My aunt was with her when she died, for a month she couldn’t come back to her senses mother’s cries were repeating in her head. She was so distraught, while I felt nothing, mother was ill for some years and there were a lot of times when we thought she would die, but when it really happened it was as though… idk It felt as if it’s temporary and eventually she’ll come back home, I didn’t know it’ll be this hard without her here.
Some days ago grandma told me that mom was begging my and and her (when the pain was too much for her) to give her the death pill so that she can die peacefully. She was so embarrassed with the way she screamed from pain that she sometimes hid in the toilet for hours, and she was always at our aunt’s or grandma’s place as I couldn’t take care of her properly.
I blame myself for the fact that sometimes I didn’t visit her for weeks because of work and studies, everybody encouraged me saying “Oh, you’re such a strong person” when in fact I was so stupid to choose this instead of her. Every time we came to visit her she cried so hard she couldn’t stop, and I was so cold to her trying to pretend that I manage everything as an elder child, that she can rely on me.
We fought and argued a lot back than, but right now it all seemes to me so miserable. If only I could turn back the time. On the anniversary of her passing, as we’re told that our dad went missing, we can’t reach him for two month and he doesn’t know about the fact that mother died.

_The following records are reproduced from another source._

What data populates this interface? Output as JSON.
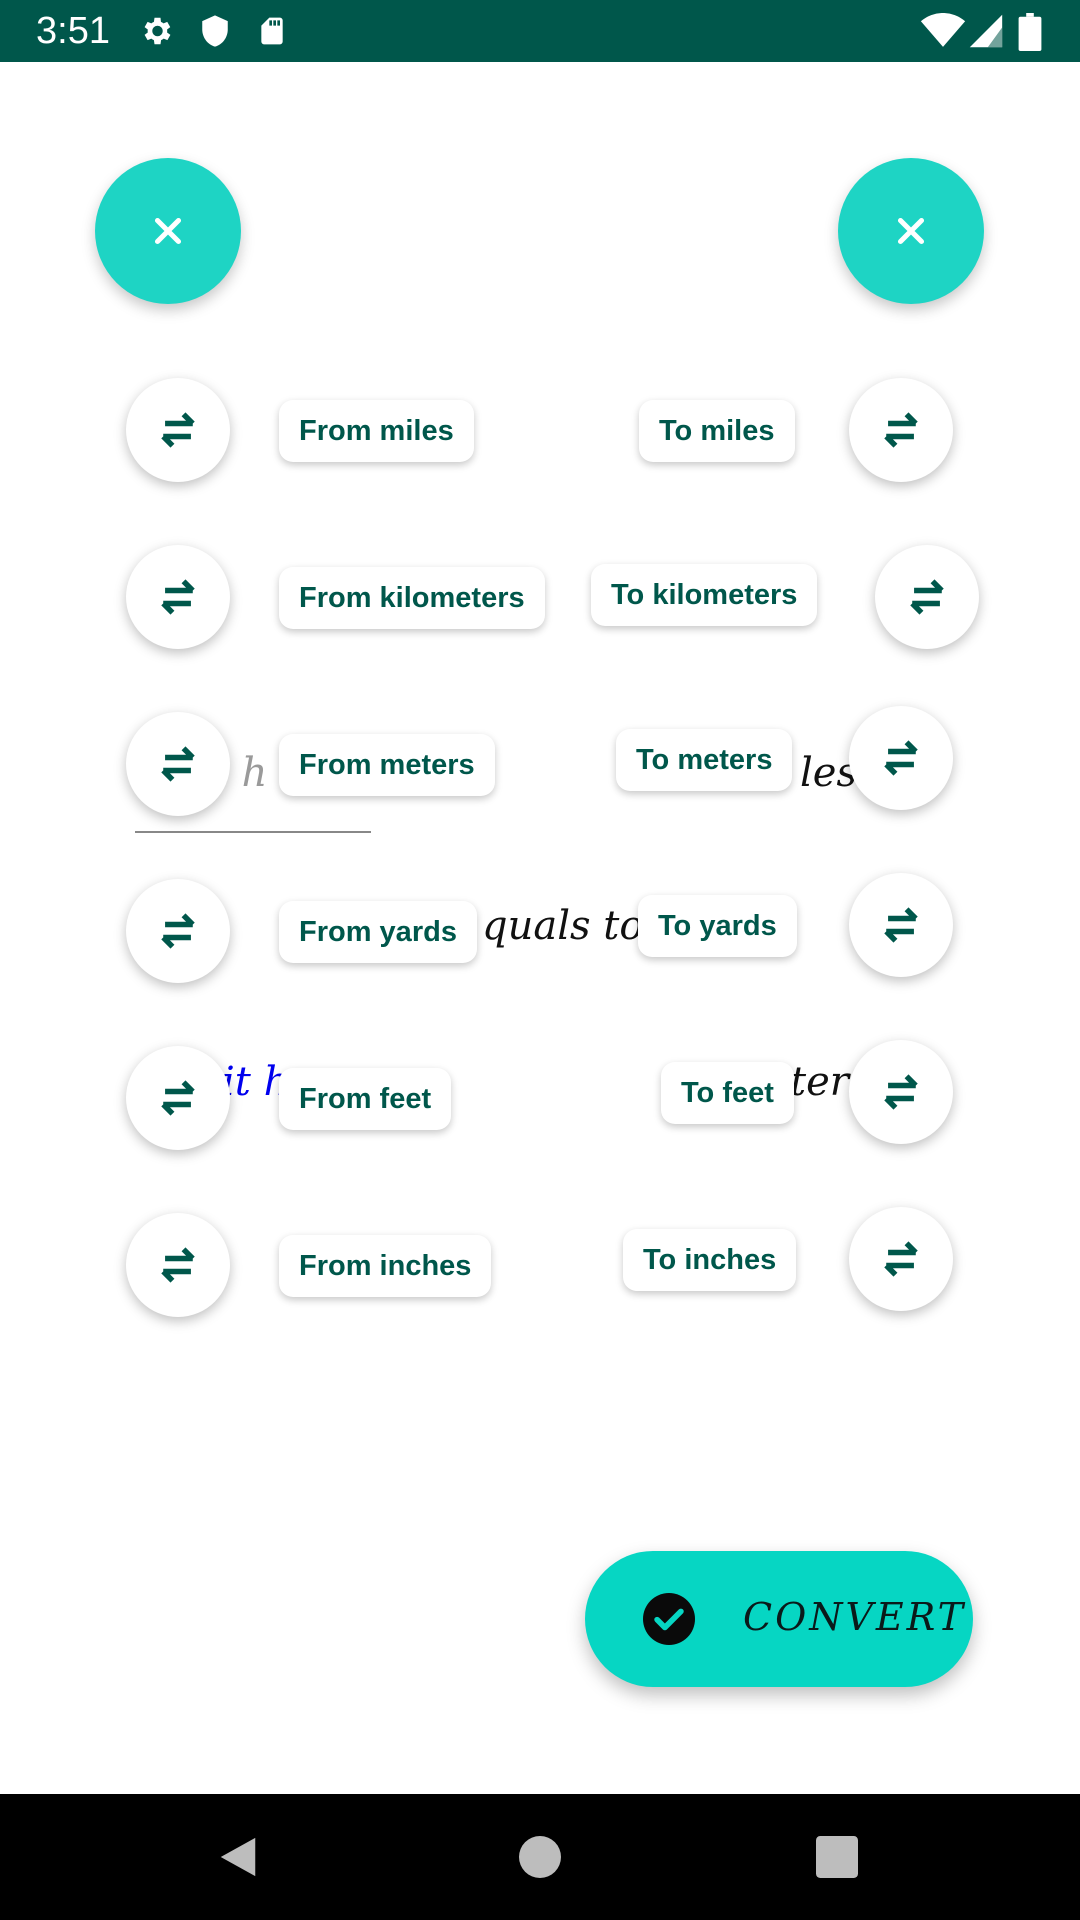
{
  "status_bar": {
    "time": "3:51",
    "left_icons": [
      "settings-icon",
      "shield-icon",
      "sd-card-icon"
    ],
    "right_icons": [
      "wifi-icon",
      "signal-icon",
      "battery-icon"
    ]
  },
  "top_actions": {
    "left_fab_icon": "close-icon",
    "right_fab_icon": "close-icon"
  },
  "from_units": [
    "From miles",
    "From kilometers",
    "From meters",
    "From yards",
    "From feet",
    "From inches"
  ],
  "to_units": [
    "To miles",
    "To kilometers",
    "To meters",
    "To yards",
    "To feet",
    "To inches"
  ],
  "swap_icon": "swap-horizontal-icon",
  "background_text": {
    "input_partial": "it h",
    "output_unit_partial": "les",
    "equals_label": "quals to",
    "result_partial": "it h",
    "result_unit_partial": "ters"
  },
  "convert_button": {
    "label": "CONVERT",
    "icon": "check-circle-icon"
  },
  "nav_bar": {
    "buttons": [
      "back-icon",
      "home-icon",
      "recents-icon"
    ]
  },
  "colors": {
    "status_bar": "#00574b",
    "accent": "#1ed4c4",
    "chip_text": "#00574b",
    "result_text": "#0000ee"
  }
}
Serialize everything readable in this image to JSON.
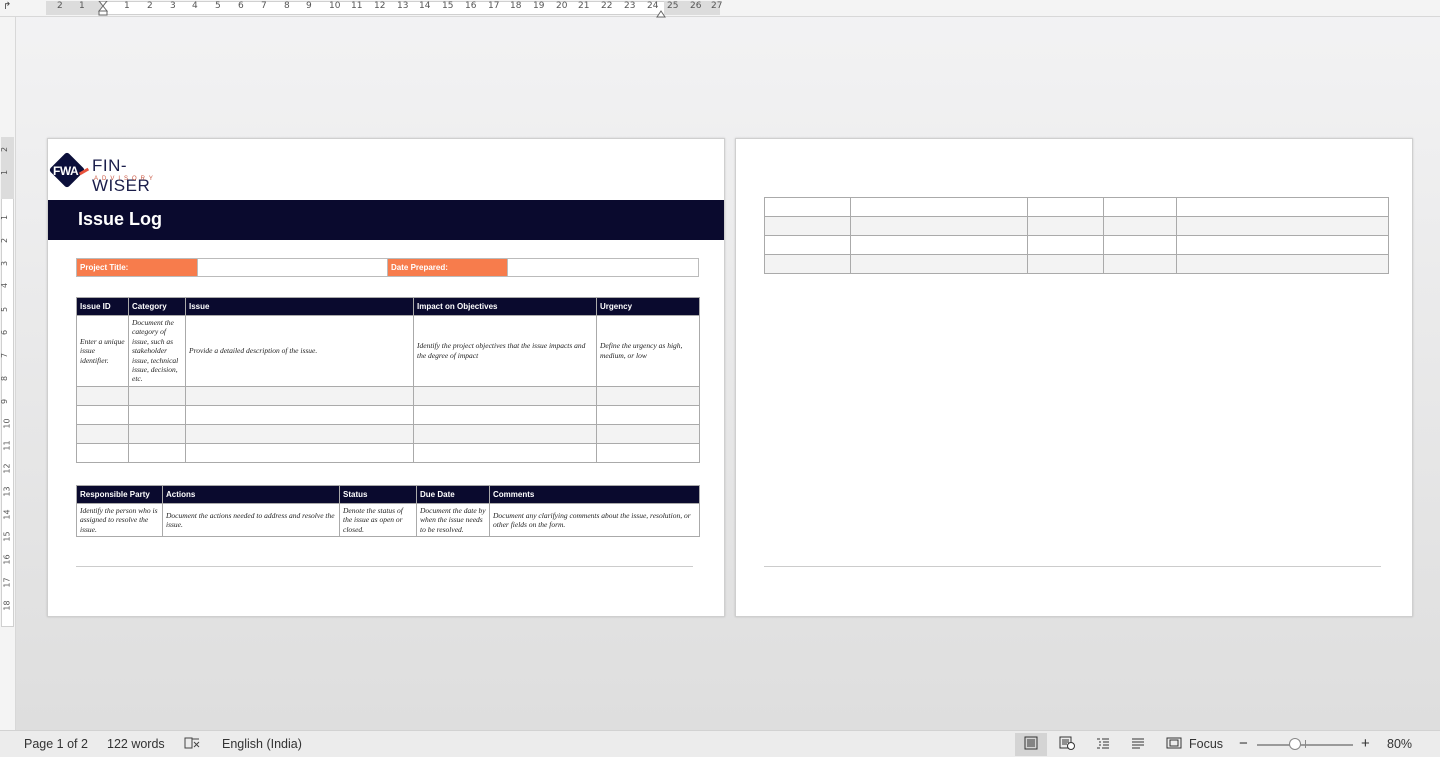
{
  "ruler": {
    "h_numbers": [
      "2",
      "1",
      "1",
      "2",
      "3",
      "4",
      "5",
      "6",
      "7",
      "8",
      "9",
      "10",
      "11",
      "12",
      "13",
      "14",
      "15",
      "16",
      "17",
      "18",
      "19",
      "20",
      "21",
      "22",
      "23",
      "24",
      "25",
      "26",
      "27"
    ],
    "v_numbers": [
      "2",
      "1",
      "1",
      "2",
      "3",
      "4",
      "5",
      "6",
      "7",
      "8",
      "9",
      "10",
      "11",
      "12",
      "13",
      "14",
      "15",
      "16",
      "17",
      "18"
    ]
  },
  "logo": {
    "mark": "FWA",
    "name": "FIN-WISER",
    "tagline": "ADVISORY"
  },
  "document": {
    "title": "Issue Log",
    "project_title_label": "Project Title:",
    "project_title_value": "",
    "date_prepared_label": "Date Prepared:",
    "date_prepared_value": "",
    "issue_table": {
      "headers": [
        "Issue ID",
        "Category",
        "Issue",
        "Impact on Objectives",
        "Urgency"
      ],
      "guide_row": [
        "Enter a unique issue identifier.",
        "Document the category of issue, such as stakeholder issue, technical issue, decision, etc.",
        "Provide a detailed description of the issue.",
        "Identify the project objectives that the issue impacts and the degree of impact",
        "Define the urgency as high, medium, or low"
      ],
      "empty_rows": 4
    },
    "action_table": {
      "headers": [
        "Responsible Party",
        "Actions",
        "Status",
        "Due Date",
        "Comments"
      ],
      "guide_row": [
        "Identify the person who is assigned to resolve the issue.",
        "Document the actions needed to address and resolve the issue.",
        "Denote the status of the issue as open or closed.",
        "Document the date by when the issue needs to be resolved.",
        "Document any clarifying comments about the issue, resolution, or other fields on the form."
      ]
    }
  },
  "statusbar": {
    "page": "Page 1 of 2",
    "words": "122 words",
    "language": "English (India)",
    "focus": "Focus",
    "zoom": "80%",
    "zoom_minus": "−",
    "zoom_plus": "+"
  }
}
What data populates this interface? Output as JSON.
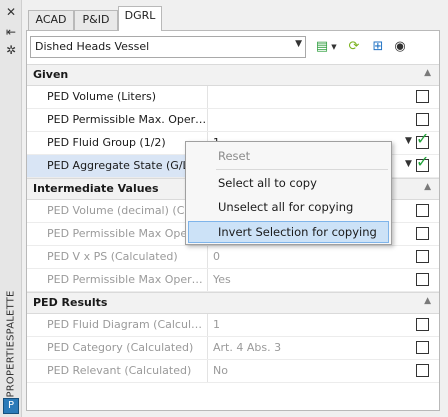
{
  "sidebar": {
    "title": "PROPERTIESPALETTE",
    "icons": [
      "close-icon",
      "auto-hide-icon",
      "settings-icon"
    ]
  },
  "tabs": [
    {
      "label": "ACAD",
      "active": false
    },
    {
      "label": "P&ID",
      "active": false
    },
    {
      "label": "DGRL",
      "active": true
    }
  ],
  "toolbar": {
    "object_type": "Dished Heads Vessel"
  },
  "categories": [
    {
      "label": "Given",
      "rows": [
        {
          "name": "PED Volume (Liters)",
          "value": "",
          "checked": false
        },
        {
          "name": "PED Permissible Max. Operating...",
          "value": "",
          "checked": false
        },
        {
          "name": "PED Fluid Group (1/2)",
          "value": "1",
          "checked": true
        },
        {
          "name": "PED Aggregate State (G/L)",
          "value": "",
          "checked": true
        }
      ]
    },
    {
      "label": "Intermediate Values",
      "rows": [
        {
          "name": "PED Volume (decimal) (Calculated)",
          "value": "",
          "checked": false
        },
        {
          "name": "PED Permissible Max Operating Pressure",
          "value": "",
          "checked": false
        },
        {
          "name": "PED V x PS (Calculated)",
          "value": "0",
          "checked": false
        },
        {
          "name": "PED Permissible Max Operating ...",
          "value": "Yes",
          "checked": false
        }
      ]
    },
    {
      "label": "PED Results",
      "rows": [
        {
          "name": "PED Fluid Diagram (Calculated)",
          "value": "1",
          "checked": false
        },
        {
          "name": "PED Category (Calculated)",
          "value": "Art. 4 Abs. 3",
          "checked": false
        },
        {
          "name": "PED Relevant (Calculated)",
          "value": "No",
          "checked": false
        }
      ]
    }
  ],
  "context_menu": {
    "items": [
      {
        "label": "Reset",
        "enabled": false
      },
      {
        "label": "Select all to copy",
        "enabled": true
      },
      {
        "label": "Unselect all for copying",
        "enabled": true
      },
      {
        "label": "Invert Selection for copying",
        "enabled": true,
        "highlighted": true
      }
    ]
  },
  "colors": {
    "check_green": "#22a33a",
    "selected_row": "#d9e5f5",
    "menu_highlight": "#cce2f7"
  }
}
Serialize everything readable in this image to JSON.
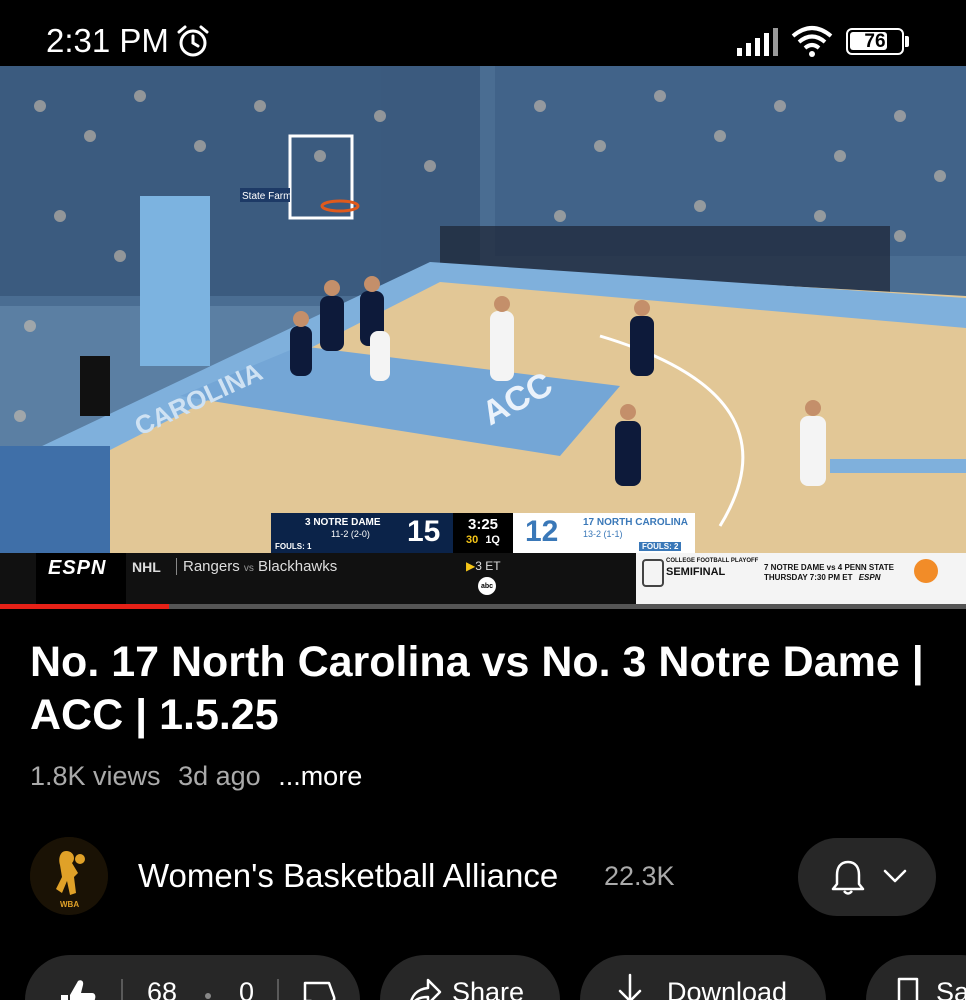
{
  "status_bar": {
    "time": "2:31 PM",
    "battery": "76",
    "battery_level": 0.76,
    "icons": [
      "alarm-icon",
      "signal-icon",
      "wifi-icon",
      "battery-icon"
    ]
  },
  "player": {
    "progress": 0.175,
    "progress_color": "#e62117",
    "scorebug": {
      "team1_name": "3 NOTRE DAME",
      "team1_record": "11-2 (2-0)",
      "team1_fouls": "FOULS: 1",
      "team1_score": "15",
      "clock": "3:25",
      "shot_clock": "30",
      "period": "1Q",
      "team2_score": "12",
      "team2_name": "17 NORTH CAROLINA",
      "team2_record": "13-2 (1-1)",
      "team2_fouls": "FOULS: 2"
    },
    "ticker": {
      "network": "ESPN",
      "league": "NHL",
      "game": "Rangers",
      "vs": "vs",
      "opponent": "Blackhawks",
      "status": "3 ET",
      "broadcaster": "abc",
      "promo_top": "COLLEGE FOOTBALL PLAYOFF",
      "promo_main": "SEMIFINAL",
      "promo_game": "7 NOTRE DAME vs 4 PENN STATE",
      "promo_time": "THURSDAY 7:30 PM ET",
      "promo_network": "ESPN"
    },
    "court_text": "CAROLINA",
    "court_logo": "ACC",
    "sponsor": "State Farm"
  },
  "video": {
    "title": "No. 17 North Carolina vs No. 3 Notre Dame | ACC | 1.5.25",
    "views": "1.8K views",
    "age": "3d ago",
    "more": "...more"
  },
  "channel": {
    "name": "Women's Basketball Alliance",
    "subscribers": "22.3K",
    "avatar_text": "WBA"
  },
  "actions": {
    "likes": "68",
    "dislikes": "0",
    "share": "Share",
    "download": "Download",
    "save": "Sa"
  }
}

After our mother death we found out that the reason he signed the contract and went towas was that he wanted gain some money for mother’s surgery. He lied to us saying that he always wanted to join army but there weren’t any opportunities for him when he was younger. I yelled at him so much… I was crying and begging him to stay but he still went there and now he’s missing.
I have never felt so lonely in my entire life, without both of them, I don’t think life matters anymore. Even though on the outside I always laugh and smile for my brother, for my aunt and grandma, inside there’s nothing left in me.